SANTIAGO — Com 40% das urnas apuradas no Chile, candidatos de listas independentes surpreenderam, deixando para trás partidos tradicionais em uma votação histórica para eleger os 155 redatores de uma nova Constituição.
De acordo com os dados divulgados pelo Serviço Eleitoral do Chile (Servel) na noite deste domingo, as listas de independentes têm até agora 34,97% dos votos. A lista Vamos por Chile, formada pelos partidos de direita que apoiam o governo de Sebastián Piñera, tem 21% dos votos.
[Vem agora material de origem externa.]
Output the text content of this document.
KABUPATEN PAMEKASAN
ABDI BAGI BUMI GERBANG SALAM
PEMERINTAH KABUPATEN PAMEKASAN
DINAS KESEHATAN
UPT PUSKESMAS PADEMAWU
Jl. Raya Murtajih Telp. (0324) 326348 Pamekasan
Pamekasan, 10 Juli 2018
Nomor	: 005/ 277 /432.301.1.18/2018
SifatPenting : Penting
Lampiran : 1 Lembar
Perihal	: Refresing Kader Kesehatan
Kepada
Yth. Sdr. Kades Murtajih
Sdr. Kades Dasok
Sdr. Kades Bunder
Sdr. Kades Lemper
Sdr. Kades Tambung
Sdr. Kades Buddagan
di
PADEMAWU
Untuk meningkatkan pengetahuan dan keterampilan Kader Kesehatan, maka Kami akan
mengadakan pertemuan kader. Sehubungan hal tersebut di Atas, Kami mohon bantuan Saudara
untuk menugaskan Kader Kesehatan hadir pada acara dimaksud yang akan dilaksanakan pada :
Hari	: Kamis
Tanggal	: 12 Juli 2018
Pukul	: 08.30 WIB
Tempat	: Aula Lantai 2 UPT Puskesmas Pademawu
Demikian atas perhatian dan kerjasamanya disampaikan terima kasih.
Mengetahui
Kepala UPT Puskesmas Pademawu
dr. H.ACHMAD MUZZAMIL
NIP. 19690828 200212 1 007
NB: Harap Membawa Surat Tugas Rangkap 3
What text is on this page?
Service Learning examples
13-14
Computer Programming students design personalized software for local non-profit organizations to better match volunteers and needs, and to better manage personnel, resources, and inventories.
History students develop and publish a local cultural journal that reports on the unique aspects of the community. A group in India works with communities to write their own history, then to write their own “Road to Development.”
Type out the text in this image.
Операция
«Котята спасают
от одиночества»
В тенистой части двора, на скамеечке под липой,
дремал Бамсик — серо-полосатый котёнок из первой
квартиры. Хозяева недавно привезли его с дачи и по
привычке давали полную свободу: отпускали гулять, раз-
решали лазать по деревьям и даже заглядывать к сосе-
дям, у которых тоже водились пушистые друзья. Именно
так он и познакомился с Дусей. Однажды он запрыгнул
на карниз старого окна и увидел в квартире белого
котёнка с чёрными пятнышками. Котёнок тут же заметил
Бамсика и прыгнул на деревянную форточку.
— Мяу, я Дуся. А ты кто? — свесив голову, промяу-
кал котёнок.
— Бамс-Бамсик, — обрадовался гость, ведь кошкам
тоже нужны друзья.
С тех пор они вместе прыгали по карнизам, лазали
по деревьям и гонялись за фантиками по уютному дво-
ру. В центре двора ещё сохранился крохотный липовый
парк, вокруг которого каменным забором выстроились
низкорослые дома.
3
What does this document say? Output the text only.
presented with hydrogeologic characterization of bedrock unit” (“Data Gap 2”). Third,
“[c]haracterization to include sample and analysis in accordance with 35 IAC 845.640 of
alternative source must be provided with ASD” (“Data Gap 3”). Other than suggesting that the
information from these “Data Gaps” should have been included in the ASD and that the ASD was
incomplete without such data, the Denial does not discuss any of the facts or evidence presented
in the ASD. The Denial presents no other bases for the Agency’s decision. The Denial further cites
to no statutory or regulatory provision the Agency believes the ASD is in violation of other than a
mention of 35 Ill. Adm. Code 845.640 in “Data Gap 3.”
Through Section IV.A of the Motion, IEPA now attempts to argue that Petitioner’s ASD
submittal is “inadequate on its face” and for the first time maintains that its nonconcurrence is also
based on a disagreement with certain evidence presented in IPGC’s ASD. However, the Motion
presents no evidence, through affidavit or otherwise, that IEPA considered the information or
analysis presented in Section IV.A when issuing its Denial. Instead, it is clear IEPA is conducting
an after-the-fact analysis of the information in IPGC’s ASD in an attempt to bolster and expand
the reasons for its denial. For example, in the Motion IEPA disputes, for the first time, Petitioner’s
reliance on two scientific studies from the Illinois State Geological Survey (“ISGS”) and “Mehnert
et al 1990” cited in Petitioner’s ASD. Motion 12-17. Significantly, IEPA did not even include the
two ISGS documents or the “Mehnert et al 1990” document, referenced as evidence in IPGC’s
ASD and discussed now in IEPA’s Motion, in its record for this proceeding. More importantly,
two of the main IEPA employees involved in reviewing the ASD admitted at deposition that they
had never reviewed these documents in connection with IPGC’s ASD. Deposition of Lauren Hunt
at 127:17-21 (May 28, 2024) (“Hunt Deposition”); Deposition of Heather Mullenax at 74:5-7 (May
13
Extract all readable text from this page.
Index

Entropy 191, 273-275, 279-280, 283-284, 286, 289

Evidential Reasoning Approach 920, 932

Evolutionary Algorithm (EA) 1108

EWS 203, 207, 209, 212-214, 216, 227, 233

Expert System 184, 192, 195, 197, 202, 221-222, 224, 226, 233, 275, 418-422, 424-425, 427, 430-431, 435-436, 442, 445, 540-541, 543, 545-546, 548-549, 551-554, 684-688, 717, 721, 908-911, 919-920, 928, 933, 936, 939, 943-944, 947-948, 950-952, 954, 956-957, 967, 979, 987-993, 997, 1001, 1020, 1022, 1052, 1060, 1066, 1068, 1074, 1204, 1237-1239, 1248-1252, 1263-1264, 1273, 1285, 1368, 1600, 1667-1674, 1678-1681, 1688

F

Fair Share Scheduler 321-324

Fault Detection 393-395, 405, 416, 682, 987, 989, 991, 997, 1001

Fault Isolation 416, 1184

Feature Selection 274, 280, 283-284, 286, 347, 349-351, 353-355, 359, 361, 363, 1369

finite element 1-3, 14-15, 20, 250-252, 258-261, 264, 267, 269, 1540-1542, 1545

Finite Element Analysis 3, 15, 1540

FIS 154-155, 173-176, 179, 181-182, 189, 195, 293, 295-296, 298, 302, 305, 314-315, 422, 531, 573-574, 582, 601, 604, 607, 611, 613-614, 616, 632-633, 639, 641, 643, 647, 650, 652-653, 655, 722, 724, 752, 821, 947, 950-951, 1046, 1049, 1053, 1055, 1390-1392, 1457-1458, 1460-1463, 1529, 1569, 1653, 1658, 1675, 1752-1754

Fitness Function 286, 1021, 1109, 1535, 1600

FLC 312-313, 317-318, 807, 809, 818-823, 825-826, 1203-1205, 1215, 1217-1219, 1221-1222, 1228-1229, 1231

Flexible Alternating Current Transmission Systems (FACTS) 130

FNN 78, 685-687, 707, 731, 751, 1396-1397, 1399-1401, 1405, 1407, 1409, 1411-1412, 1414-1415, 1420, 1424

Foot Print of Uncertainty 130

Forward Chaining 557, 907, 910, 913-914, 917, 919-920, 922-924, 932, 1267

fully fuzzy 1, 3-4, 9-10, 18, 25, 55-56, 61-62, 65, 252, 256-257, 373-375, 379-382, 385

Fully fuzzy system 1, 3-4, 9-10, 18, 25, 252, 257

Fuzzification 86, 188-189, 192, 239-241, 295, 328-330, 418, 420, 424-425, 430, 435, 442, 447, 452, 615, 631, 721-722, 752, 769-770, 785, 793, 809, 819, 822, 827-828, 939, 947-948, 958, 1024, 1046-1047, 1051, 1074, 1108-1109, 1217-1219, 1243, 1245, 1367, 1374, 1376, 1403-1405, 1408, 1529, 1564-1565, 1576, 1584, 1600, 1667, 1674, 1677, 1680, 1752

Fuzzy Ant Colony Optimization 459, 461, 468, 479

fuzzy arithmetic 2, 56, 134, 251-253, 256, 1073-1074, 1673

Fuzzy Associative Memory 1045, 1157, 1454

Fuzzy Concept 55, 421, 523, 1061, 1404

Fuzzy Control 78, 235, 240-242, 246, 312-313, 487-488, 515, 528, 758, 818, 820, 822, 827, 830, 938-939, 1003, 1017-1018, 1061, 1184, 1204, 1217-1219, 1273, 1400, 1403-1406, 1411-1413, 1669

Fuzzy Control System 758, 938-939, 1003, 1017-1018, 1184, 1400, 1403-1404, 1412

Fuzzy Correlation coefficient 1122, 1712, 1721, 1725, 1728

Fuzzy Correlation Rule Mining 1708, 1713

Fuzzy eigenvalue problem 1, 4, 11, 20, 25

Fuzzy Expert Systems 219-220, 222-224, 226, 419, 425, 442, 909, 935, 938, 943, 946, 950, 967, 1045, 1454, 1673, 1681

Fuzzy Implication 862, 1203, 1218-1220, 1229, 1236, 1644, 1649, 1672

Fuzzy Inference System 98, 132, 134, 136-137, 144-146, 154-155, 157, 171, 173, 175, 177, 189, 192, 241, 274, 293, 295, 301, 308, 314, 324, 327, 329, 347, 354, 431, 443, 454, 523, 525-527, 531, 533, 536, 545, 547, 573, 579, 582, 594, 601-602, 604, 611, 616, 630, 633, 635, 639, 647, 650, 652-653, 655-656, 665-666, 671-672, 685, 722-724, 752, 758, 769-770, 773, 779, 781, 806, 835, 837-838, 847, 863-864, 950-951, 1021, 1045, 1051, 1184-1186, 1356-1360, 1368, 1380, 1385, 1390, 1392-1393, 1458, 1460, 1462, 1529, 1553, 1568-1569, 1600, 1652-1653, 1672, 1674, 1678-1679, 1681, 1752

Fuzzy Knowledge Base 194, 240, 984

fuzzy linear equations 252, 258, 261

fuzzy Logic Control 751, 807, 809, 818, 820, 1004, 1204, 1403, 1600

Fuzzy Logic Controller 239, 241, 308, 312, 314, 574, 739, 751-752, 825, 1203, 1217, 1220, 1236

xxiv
A lista Aprovo Dignidade, encabeçada pelo Partido Comunista e a Frente Ampla, de esquerda, tem 18%. Já a Lista do Aprovo, de centro-esquerda, está com 15% dos votos já contabilizados. Esta última é formada pela Democracia Cristã, o Partido Socialista, o Partido pela Democracia e outras forças de centro-esquerda que governaram o Chile na maior parte do tempo desde o fim da ditadura de Augusto Pinochet, em 1990.
O resultado indica que os os conservadores não chegarão a um terço dos constituintes, o que os impossibilitaria de bloquear a aprovação de artigos.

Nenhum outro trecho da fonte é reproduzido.